Can massage help lower back pain?
It can, for the right person and the right situation. Massage tends to work best as part of a broader plan rather than as a standalone fix. It can help ease muscle tension and improve comfort, which in turn makes it easier to stay active and engage with exercise. If you’re unsure whether it’s relevant for your specific symptoms, it’s worth asking at your assessment.

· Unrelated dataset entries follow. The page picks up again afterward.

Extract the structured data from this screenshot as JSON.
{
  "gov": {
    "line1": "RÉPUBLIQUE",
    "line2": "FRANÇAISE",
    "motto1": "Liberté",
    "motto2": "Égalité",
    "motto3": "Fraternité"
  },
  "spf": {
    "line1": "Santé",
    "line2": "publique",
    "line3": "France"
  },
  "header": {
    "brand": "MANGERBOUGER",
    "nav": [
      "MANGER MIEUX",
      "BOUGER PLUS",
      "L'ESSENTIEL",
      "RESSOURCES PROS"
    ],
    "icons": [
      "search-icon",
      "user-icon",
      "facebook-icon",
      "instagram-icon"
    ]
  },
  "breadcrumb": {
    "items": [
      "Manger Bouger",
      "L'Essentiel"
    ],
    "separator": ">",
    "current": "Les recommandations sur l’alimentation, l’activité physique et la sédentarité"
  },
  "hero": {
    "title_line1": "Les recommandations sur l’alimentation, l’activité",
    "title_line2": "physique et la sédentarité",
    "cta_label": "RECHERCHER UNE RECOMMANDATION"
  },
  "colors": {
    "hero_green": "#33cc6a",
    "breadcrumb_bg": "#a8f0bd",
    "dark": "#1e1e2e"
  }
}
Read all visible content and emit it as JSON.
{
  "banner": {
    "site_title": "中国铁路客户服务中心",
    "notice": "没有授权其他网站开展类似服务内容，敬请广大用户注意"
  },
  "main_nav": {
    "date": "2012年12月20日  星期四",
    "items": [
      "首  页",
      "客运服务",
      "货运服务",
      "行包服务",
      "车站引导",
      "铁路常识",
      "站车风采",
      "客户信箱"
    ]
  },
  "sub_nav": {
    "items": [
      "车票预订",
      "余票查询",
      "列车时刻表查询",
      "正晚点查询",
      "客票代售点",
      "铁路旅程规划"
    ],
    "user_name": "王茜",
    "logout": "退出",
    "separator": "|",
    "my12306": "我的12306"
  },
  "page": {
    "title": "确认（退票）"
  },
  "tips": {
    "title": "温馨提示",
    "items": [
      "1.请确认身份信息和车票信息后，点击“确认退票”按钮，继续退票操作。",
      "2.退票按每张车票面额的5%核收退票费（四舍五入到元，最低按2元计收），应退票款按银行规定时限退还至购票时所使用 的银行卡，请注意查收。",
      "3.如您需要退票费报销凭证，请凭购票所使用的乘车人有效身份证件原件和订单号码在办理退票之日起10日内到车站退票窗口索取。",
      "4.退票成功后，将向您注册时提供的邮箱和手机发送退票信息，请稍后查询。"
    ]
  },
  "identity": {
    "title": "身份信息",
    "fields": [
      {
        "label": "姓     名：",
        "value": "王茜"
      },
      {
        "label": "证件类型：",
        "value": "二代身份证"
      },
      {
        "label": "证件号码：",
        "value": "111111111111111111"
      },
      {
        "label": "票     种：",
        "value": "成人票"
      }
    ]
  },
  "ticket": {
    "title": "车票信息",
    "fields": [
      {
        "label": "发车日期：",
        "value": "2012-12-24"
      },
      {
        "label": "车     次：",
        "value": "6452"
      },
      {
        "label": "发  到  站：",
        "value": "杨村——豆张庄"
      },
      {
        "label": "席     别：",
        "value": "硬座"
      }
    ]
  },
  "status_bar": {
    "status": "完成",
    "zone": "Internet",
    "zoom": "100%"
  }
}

About Matthew Bennett, Chiropractor Brighton
Matthew Bennett is the founder and principal chiropractor at Sundial Clinics Brighton, established in 1991. With over 35 years of clinical experience, Matthew qualified from the Anglo-European College of Chiropractic in 1987 and served as President of the British Chiropractic Association for four years. As a Fellow of the Royal College of Chiropractors and former team chiropractor for Brighton and Hove Albion FC and the British Alpine Ski Team, Matthew combines evidence-based chiropractic treatment with sports performance expertise. His authority in musculoskeletal health has been recognised through national media appearances, expert witness roles and contributions to professional publications. Matthew’s commitment to clinical excellence ensures patients receive the most effective chiropractic care in Brighton.
References
National Institute for Health and Care Excellence. Low Back Pain and Sciatica in Over 16s: Assessment and Management (NG59). NICE Guideline NG59. 2016, updated 2020.
Qaseem A, Wilt TJ, McLean RM, Forciea MA. Noninvasive Treatments for Acute, Subacute, and Chronic Low Back Pain: A Clinical Practice Guideline from the American College of Physicians. Annals of Internal Medicine. 2017;166(7):514–530.
Hayden JA, Ellis J, Ogilvie R, Malmivaara A, van Tulder MW. Exercise Therapy for Chronic Low Back Pain. Cochrane Database of Systematic Reviews. 2021;(9):CD009790.
Steffens D, Maher CG, Pereira LSM, et al. Prevention of Low Back Pain: A Systematic Review and Meta-analysis. JAMA Internal Medicine. 2016;176(2):199–208.
Hartvigsen J, Hancock MJ, Kongsted A, et al. What Low Back Pain Is and Why We Need to Pay Attention. The Lancet. 2018;391(10137):2356–2367.
Foster NE, Anema JR, Cherkin D, et al. Prevention and Treatment of Low Back Pain: Evidence, Challenges and Promising Directions. The Lancet. 2018;391(10137):2368–2383.